None of the common practices are completely effective. Steam can disinfect barrels, but only for about 2 mm into the wood. Many chemicals require 24–48 hours of contact time to be effective. Sulfur dioxide is often added to a closed barrel, if it is not to be filled immediately, and this does reduce contaminating yeasts, but those microbes that are protected in the wood are not affected. (Sulfur dioxide was found to have another beneficial effect, however. It reacts with compounds in the wood and wood char—barrels are normally lightly charred before use—to form desirable flavor compounds that are extracted into the wine as it ages.)

Ozone appears to be effective, but requires good cleaning, and some winemakers are concerned that reaction products of ozone with wood may contribute off-flavors.

Shaving and re-charring can only be done a few times for 3–5 mm and does not completely sterilize the barrel. Dry ice blasting can remove surface contamination but does not affect embedded yeasts. A French company uses high-pressure water, alkaline cleaners, acidified solutions, and microwaving to clean and disinfect barrels for the secondary market.

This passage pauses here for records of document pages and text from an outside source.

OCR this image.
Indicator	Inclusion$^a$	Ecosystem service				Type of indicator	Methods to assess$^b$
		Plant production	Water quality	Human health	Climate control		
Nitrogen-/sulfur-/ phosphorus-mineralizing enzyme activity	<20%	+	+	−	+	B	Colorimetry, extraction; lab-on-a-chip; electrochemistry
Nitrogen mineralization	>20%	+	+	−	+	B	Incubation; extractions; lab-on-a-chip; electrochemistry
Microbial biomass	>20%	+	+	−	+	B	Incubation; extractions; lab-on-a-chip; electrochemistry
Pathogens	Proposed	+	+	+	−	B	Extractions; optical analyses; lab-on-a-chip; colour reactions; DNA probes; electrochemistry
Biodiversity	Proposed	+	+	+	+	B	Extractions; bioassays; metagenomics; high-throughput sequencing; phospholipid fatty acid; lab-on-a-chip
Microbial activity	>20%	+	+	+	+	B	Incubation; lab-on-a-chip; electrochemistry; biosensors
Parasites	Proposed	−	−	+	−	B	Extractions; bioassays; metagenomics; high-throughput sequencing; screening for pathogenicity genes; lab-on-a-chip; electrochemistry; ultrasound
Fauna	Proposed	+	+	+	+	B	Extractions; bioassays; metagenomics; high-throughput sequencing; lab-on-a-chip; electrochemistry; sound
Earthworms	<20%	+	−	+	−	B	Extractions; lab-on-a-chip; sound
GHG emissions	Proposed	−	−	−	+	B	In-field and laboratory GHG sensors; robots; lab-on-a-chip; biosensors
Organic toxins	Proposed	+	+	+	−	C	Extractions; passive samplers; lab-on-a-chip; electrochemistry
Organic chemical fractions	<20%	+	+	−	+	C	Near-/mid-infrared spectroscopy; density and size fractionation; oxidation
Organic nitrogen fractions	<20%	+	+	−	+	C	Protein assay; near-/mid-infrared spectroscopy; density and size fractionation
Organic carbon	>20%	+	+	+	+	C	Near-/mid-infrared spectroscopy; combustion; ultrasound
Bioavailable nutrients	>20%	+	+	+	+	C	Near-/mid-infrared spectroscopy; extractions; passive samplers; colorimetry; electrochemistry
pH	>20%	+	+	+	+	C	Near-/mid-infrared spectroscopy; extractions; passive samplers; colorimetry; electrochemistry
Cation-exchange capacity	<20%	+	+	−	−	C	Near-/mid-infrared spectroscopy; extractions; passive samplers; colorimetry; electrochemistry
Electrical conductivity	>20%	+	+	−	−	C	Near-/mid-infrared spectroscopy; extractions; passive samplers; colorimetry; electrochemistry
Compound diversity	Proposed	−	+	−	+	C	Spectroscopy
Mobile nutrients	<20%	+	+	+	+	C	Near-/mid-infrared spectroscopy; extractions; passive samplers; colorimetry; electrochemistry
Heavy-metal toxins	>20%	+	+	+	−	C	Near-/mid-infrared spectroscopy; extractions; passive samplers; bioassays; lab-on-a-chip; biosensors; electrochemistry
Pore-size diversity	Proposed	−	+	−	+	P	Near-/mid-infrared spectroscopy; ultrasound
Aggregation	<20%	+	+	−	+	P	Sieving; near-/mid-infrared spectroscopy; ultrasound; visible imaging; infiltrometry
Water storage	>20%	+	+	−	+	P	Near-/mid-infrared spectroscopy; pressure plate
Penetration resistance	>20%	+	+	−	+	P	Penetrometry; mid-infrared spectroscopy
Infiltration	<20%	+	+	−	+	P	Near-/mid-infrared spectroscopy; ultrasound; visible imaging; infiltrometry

Bates and his colleagues studied the effect of ultrasound on staves from used barrels and were able to demonstrate that a few minutes of sonication in water with 400 W or 1 kW removed tartrate deposits. In separate studies, they demonstrated that sonication of suspensions of Brettanomyces/Dekkera killed up to 99.9% of the cells.

At this point, Cavitus is launching its patented ultrasonic barrel cleaning and disinfection system into the wine industry following 12 months of in-house development and independent pilot trials. The Cavitus system is a fully automated cleaning system designed to retrofit existing wine cleaning operations. Used wine barrels would be filled with water at a predetermined optimum temperature, a sonotrode inserted through a bung hole, sonic energy applied for a few minutes, the barrel emptied, maybe filled with sulfur dioxide, and sealed until needed. With this approach, tartrates are removed, and Brett organisms are eliminated on the surface and in the pores of the oak barrel.

Cavitus is also launching its proprietary ultrasonic defoaming system into the food and beverage industry for controlling or eliminating foam on bottling and packaging lines for carbonated and noncarbonated products, filler bowls, fermentation tanks, or general food processing vessels where foam is a problem. The system allows for improvements in bottling/packaging line speed, reduced waste, reduced mold and microbial contamination at the cap, reduced anti-foaming chemical costs, and greater capacity/production volume in vessels.

by J. Peter Clark,
Contributing Editor,
Consultant to the Process Industries, Oak Park, Ill.